You can obtain a surcharge, which is a monetary award to compensate for loss caused by the trustee’s breach of duty. Some states allow double or triple damages if property was taken in bad faith. But punitive damages are usually not available.
Who pays the litigation costs?
Beneficiaries pay hourly or contingency fees. Trustees normally pay attorneys hourly. Costs come from the trust unless the trustee defended in bad faith. Then the trustee may have to pay the beneficiaries’ costs.
Under Minnesota law, a trustee is entitled to be reimbursed out of the trust property, with interest as appropriate, for (1) expenses that were properly incurred in the administration of the trust; and (2) expenses that were not properly incurred in the administration of the trust, to the extent necessary to prevent unjust enrichment of the trust. An advance by the trustee of money for the protection of the trust gives rise to a lien against trust property to secure reimbursement with reasonable interest. See Minn. Stat. § 501C.0709.
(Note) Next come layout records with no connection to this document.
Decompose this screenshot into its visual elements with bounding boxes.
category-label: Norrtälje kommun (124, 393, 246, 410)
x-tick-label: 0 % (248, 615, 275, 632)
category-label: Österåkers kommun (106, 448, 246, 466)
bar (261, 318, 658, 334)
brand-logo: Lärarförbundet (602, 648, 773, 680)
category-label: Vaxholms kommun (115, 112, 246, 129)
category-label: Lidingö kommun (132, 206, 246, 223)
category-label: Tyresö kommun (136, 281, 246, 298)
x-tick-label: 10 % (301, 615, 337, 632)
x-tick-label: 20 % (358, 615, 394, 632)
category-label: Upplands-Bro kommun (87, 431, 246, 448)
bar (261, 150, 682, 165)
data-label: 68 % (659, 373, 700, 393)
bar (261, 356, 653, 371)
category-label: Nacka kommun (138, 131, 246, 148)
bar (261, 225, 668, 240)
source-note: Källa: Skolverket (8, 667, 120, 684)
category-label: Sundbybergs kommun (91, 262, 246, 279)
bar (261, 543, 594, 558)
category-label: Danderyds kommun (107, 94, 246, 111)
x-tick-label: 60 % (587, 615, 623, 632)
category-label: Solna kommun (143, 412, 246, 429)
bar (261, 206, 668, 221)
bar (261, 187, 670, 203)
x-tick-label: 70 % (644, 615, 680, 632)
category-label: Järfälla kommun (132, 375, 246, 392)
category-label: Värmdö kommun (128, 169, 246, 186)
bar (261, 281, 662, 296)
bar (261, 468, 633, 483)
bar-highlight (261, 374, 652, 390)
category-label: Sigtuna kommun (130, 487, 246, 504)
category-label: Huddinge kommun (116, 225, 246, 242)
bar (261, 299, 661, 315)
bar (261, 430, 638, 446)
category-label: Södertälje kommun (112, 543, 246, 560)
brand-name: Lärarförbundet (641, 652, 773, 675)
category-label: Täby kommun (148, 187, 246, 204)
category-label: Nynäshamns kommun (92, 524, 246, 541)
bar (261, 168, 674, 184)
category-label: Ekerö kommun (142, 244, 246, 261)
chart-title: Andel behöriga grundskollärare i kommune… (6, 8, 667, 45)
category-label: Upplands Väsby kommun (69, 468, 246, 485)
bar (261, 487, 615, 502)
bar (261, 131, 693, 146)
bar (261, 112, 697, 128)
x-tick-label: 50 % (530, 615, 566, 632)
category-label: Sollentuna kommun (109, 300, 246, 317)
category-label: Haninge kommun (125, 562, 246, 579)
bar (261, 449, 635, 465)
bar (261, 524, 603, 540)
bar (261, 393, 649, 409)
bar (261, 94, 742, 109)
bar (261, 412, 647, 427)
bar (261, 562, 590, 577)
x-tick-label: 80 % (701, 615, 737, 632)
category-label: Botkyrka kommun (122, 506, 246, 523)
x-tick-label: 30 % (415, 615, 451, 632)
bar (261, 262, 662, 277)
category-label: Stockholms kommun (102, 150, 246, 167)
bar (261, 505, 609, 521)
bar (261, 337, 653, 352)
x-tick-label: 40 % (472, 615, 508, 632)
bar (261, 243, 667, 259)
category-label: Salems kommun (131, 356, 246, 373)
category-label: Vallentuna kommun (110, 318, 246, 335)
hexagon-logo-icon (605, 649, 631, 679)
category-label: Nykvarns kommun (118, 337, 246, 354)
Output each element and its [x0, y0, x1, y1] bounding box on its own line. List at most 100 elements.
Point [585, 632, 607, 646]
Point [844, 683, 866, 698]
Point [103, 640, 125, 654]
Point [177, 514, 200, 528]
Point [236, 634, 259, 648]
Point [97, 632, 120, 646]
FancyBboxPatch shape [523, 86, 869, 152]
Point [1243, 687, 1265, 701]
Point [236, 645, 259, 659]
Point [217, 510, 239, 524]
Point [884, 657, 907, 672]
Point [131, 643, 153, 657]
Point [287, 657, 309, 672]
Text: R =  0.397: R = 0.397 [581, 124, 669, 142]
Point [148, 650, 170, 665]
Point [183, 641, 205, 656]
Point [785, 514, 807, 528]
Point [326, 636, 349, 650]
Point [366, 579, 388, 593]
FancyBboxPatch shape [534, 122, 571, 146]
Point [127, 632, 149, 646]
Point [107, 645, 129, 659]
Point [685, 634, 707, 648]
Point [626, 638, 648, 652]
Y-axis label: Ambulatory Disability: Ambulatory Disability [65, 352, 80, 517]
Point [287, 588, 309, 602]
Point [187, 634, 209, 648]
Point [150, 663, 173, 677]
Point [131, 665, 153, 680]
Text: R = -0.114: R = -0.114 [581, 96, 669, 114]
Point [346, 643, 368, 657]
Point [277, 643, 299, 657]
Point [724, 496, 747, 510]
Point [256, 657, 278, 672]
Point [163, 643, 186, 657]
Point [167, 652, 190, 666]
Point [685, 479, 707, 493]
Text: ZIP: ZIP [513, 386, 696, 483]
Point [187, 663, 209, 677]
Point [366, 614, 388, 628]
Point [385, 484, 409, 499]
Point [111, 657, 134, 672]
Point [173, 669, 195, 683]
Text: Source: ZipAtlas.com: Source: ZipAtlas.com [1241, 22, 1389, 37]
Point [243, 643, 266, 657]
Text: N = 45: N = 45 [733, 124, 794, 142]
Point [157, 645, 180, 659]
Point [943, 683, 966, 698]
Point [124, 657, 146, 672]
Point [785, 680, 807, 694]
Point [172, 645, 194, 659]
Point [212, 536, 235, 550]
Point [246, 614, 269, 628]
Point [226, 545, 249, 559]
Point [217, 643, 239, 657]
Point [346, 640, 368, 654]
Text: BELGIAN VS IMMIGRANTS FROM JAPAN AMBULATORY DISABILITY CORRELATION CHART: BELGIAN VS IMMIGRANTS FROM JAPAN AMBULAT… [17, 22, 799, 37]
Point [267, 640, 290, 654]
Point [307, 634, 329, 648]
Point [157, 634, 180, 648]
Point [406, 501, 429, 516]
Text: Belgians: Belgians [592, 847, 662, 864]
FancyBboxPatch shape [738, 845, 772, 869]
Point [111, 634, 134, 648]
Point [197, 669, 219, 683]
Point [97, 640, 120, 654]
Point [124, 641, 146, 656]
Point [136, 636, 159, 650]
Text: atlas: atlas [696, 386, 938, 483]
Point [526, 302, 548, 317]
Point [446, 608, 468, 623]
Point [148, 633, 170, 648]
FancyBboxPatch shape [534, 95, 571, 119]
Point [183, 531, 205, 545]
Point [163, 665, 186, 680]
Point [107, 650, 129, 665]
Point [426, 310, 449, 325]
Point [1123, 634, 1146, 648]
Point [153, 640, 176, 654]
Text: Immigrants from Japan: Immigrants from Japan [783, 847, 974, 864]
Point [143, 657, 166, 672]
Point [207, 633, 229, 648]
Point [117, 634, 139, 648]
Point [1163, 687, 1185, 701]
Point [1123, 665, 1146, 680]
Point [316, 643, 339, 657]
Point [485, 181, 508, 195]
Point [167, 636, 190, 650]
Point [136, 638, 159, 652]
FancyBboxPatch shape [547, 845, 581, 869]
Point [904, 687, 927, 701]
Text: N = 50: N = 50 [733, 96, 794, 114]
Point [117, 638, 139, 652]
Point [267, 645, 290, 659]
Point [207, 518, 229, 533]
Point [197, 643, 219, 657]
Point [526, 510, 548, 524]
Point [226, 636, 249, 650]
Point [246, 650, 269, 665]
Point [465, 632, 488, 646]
Even before this state statute, case law held that “[a] trustee is entitled to reasonable attorneys’ fees, to be paid out of the trust estate, incurred in good faith in defending his administration of the trust.” In re Freeman’s Trust, 247 Minn. 50, 75 N.W.2d 906, 907 (1956).
How long does trust litigation take?
Most disputes take 1-2 years. Contested cases with extensive discovery and trial can exceed 5 years. Simple petitions for accountings or trust copies may take only weeks if the trustee cooperates. Prompt resolution saves substantial time and cost.
What alternatives exist besides litigation?
Seeking mediation, negotiating directly, or using arbitration can resolve many disputes outside of court. Beneficiaries may also petition the court for instructions to the trustee or acceptance of accounts without full litigation.
Can I get emotional distress damages?
Not usually. Monetary damages in trust litigation typically aim to compensate for measurable financial losses from fiduciary breaches. Damages for emotional harm or pain and suffering are not permitted in most trust disputes.